Den ganzen Tag über waren die Boote hin und hergefahren zwischen Schiffen und Strand, in langen Ketten, von Barkassen geschleppt. Ein Regiment nach dem andern wurde gelandet; reguläre Kavallerie, zwei Infanterieregimenter. Bunt wie eine scheckige Kuh war die »Segurança«, das Transportschiff des kommandierenden Generals, von Flaggenwimpeln und flatternd geschwungenen Signalfahnen.
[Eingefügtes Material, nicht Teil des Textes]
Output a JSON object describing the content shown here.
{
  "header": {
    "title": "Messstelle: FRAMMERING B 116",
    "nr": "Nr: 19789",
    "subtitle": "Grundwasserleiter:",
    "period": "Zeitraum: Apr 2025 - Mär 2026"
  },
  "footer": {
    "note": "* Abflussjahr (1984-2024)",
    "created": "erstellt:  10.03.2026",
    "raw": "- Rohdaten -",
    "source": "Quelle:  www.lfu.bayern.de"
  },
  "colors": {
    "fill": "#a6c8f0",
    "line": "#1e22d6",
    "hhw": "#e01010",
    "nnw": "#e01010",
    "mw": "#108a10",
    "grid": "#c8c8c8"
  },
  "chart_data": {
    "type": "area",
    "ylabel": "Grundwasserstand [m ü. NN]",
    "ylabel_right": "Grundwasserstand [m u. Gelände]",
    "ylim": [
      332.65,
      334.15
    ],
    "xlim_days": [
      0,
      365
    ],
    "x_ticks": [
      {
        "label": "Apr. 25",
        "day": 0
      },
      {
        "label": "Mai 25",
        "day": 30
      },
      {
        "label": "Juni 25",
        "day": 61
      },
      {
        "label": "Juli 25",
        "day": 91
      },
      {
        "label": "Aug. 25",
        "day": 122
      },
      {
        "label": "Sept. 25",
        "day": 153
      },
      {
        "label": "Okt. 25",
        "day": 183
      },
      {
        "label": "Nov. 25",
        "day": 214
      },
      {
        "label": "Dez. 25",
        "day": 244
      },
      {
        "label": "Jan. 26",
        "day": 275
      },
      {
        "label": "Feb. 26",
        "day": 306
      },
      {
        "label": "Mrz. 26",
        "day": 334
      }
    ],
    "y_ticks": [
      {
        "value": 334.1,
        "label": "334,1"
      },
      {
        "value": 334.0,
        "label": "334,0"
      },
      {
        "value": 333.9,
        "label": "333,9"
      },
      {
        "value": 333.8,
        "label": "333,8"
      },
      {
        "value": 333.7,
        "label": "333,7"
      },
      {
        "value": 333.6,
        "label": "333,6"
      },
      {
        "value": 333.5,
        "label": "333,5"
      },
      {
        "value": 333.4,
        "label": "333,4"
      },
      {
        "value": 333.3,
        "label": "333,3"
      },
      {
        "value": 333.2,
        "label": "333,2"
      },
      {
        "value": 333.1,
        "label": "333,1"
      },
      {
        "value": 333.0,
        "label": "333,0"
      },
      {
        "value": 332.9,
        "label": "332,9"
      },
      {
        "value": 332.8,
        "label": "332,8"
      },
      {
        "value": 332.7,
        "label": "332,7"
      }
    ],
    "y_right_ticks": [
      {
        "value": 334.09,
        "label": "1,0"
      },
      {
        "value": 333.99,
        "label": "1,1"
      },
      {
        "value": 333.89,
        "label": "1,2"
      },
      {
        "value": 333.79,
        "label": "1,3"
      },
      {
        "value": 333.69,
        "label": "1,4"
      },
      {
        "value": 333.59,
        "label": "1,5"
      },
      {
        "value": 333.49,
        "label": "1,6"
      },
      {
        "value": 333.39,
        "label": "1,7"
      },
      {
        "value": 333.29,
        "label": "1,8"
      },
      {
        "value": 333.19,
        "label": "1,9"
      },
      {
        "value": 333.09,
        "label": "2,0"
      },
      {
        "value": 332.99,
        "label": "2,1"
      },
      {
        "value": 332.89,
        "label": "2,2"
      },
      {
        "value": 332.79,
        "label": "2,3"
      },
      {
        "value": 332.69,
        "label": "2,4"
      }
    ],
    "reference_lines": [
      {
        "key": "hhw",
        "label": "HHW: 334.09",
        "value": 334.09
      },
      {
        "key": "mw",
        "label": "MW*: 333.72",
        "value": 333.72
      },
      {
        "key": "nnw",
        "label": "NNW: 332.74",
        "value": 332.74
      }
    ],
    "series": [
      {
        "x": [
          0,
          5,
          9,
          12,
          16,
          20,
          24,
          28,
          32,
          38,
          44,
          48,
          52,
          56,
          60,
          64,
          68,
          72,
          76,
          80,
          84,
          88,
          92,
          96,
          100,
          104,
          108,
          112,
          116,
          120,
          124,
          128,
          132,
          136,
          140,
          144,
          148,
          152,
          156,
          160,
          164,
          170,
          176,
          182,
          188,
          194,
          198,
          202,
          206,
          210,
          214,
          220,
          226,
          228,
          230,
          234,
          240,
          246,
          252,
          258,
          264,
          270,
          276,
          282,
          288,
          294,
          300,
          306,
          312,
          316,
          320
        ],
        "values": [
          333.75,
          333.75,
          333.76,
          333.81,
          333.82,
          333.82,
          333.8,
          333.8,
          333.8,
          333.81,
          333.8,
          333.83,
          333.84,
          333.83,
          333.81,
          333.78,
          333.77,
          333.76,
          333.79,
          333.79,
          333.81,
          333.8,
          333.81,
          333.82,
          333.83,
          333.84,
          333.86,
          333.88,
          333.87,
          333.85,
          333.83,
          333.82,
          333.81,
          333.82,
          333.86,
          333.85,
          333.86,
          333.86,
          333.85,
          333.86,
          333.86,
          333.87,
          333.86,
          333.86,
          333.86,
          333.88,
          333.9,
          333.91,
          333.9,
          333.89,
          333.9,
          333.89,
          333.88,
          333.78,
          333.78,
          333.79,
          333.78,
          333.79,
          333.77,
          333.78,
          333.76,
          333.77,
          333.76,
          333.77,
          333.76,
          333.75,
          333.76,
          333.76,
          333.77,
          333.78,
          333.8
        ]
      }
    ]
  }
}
Doch die Befehle galten stets anderen Schiffen.

»6tes Kavallerieregiment ausbooten!«

»7te Infanterie an Land!«

Für uns aber kam kein Befehl. Mit brennenden Augen sahen Souder und ich durch die Feldstecher und fluchten so grimmige Flüche, daß der kleine Schwabenkapitän uns schmunzelnd erklärte, er könne ja auch allerhand leisten, aber das sei der Limit! Wir verwünschten den kommandierenden General zehntausend Klafter tief unter den Boden, und seinem Generalstab flehten wir Pest und Verdammnis an den Hals. Dasitzen müssen an Bord der alten Maultierfähre! Warten müssen, während lumpige Freiwilligenregimenter an Land durften! Wir kochten vor Wut. Wir zappelten in kindischer Ungeduld und tanzten Tänze des Jähzorns auf der Brücke. Endlich hielt es Souder nicht mehr aus. Gegen Abend, als auf der Segurança eine Pause in dem ewigen Signalisieren eingetreten war, rief er privatim ihren Signaldienst an:

» Seg SO – PPP – Segurança Signal Office – Privat, privat, privat ...« »Sergeant Hastings hat Dienst!« sagte er zu mir. »Guter alter Junge, der Hastings. Wird uns schon sagen, was los ist –«

Seg SO antwortete prompt: »I – I – jawohl, jawohl!«

Worauf Souder flaggte:

»Privat! – Wann – geht – Signalstab – an – Land?«

Und sofort kam die bissige Antwort: » Hell knows – we do not – you – go – to hell – no time – to anser fool's questions. – Das weiß die Hölle: wir nicht. Fahrt zur Hölle – wir haben keine Zeit, jedes Narren Fragen zu beantworten!«

Souder sprang kerzengerade in die Luft: »Ich bring Hastings um,« schrie er, »wenn ich ihn erwische! Ich schieß ihn tot! Sieben Löcher mach ich ihm in den Bauch! Aber ich hab es immer schon gesagt, daß Hastings ein gemeiner Kerl ist!«

Zu dem Schaden aber hatten wir noch den Spott, denn jedes gesegnete Schiff im Umkreis rief uns an und signalisierte: da – da – ha! Hahaha aber bedeutet auf telegraphisch ein ganz großes Gelächter. Woraus ersichtlich ist, daß Soldaten in Kriegszeiten keine Sonntagsschüler sind und sich nicht immer einer gewählten und einwandfreien Sprache befleißigen; man spricht scharf und handelt scharf in solchen Zeiten großer Aufregung. Und dann waren ja weder Damen noch geistliche Herren anwesend.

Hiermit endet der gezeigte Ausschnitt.